Olympics Notes

Other Olympic Notes
Catriona LeMay Doan won the gold medal for Canada in the women’s 500 meters. She discussed her faith with a CBC interviewer, with slight defensiveness. She obviously didn’t want to be confused with other Christian athletes who believe that God awards the gold medals. Sports Illustrated picked her to win the 500 and to place 3rd in the 1000.

The Canadian Women’s Hockey team is very poorly coached. On February 14, they were leading the U.S. 4-1. The U.S. team scored a goal, which rattled the Canadians, who responded with a foolish penalty. Another quick goal, and the Canadians were really rattled, disorganized, and confused. Coach Shannon Miller merely kept pacing behind the bench, while the Americans kept scoring. They lost the lead. She didn’t call a time out, she didn’t speak to her players, she didn’t change goalies… nothing. This was a golden opportunity for the Canadians to take the high road, play clean, determined, defense, and show the U.S. how unflappable they were. Instead, they fell apart. With more than a minute left in the game, Miller pulled the goalie without securing possession of the puck or a face-off in the U.S. zone. The Canadians lost 7-4. This is merely the most recent in a long series of negative indicators– Miller cancelled the team Christmas party after a poor game against the U.S., and imposed a gag order on star player Haley Wickenheiser. There was also some controversy about the selection process for the team.

Brian Stemmle has CLASS. His terrific run at the downhill, in which he was leading 3/4 of the way through the race before hitting a fluke rut, was electrifying. In an interview afterwards, he blamed no one but himself, even though a lot of us were tempted to think the hill should have been better maintained.

At the 1994 Olympics in Spain, the U.S. basketball team stayed in private villas and hotels and refused to mix with the mortal athletes in the Olympic Village. The NHL players deserve high praise for choosing to live in the Olympic village with the rest of the athletes. Class again.

CBC coverage is the worst I have ever seen. Brian Williams is boring. Most of the “features” are poorly conceived and weakly presented (read “cheap”). There is very little insight into either the competition or the character of the athletes.

There was a time when the viewers were informed when what they were watching had been taped earlier. It is a kind of fraud to present 12 hour old events as if they were just happening. And when it really is happening, you don’t know.

Please please please get rid of those drab middle-aged men who present the medals. Who are they? What are they doing there? How did they get those jobs?!. They are the self-serving crony-apparatchiks of the IOC. Wouldn’t it have been great to have Eric Heiden, for instance, present the gold medal for speed skating, or Peggy Fleming present the medal for figure skating, or Nancy Greene for skiing? Come on, wouldn’t it? The Olympics remind me of war when I see those men: wasted, hollow old functionaries without courage, grace, or skill, controlling the destinies of the young and innocent.

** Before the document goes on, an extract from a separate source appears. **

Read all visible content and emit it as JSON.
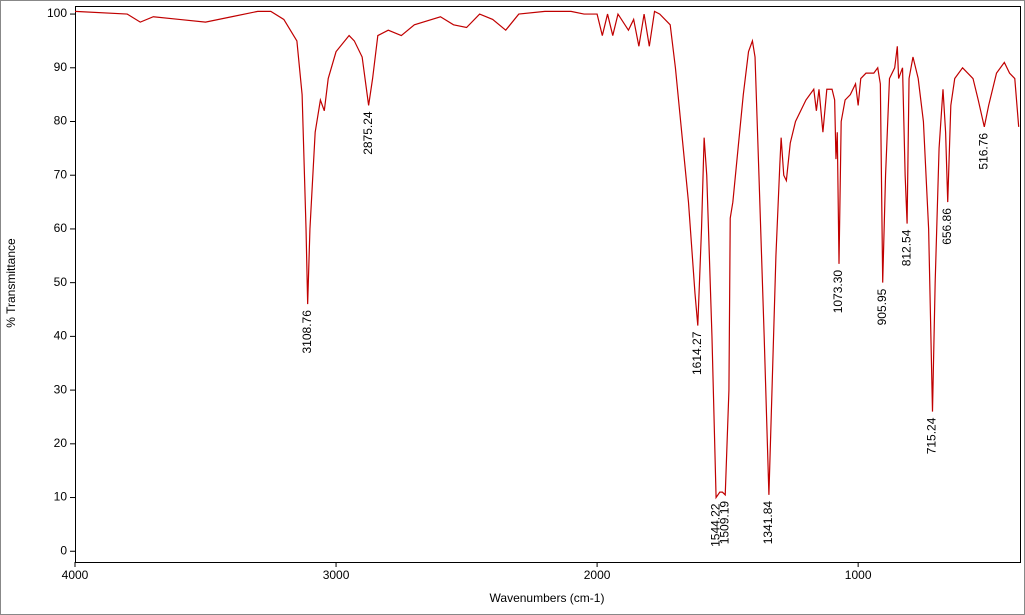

Let’s see… Elvis Stojko skates a 3 1/2 minute routine including several triple-triple and triple-double jumps, makes all of them perfectly… but he can’t skate from the centre of the ice to the boards without practically collapsing in pain? Why did this remind me so much of the Keri Strug farce at the summer Olympics? My guess is that Elvis was really in some pain– every athlete at this level of competition always is–and probably had a bit of the flu. My guess is also that, knowing he couldn’t win on merit alone because he didn’t include a quad in his program, he made a play for audience sympathy. Stojko’s not stupid: he knows when the camera is on close-up. He wanted us to be impressed with his courage and determination. He wanted the judges to know that he could have done better if he hadn’t been injured. Maybe he really hoped it might win him a mark or two. Whatever the reason, I thought it was coy, and I wished he’d shown a little more class. And I’ll bet you most of his competitors think so too.

I hope the people who arrange housing in the Olympic village had the genius to put the curling teams into the same dorms as the snowboarders. But then, marijuana probably is a performance enhancing drug for curlers….

This is about the fifth Olympics in a row for which it was predicted that Canada would take a “record haul” of medals. Who is responsible for these predictions? Whoever it is should be sacked.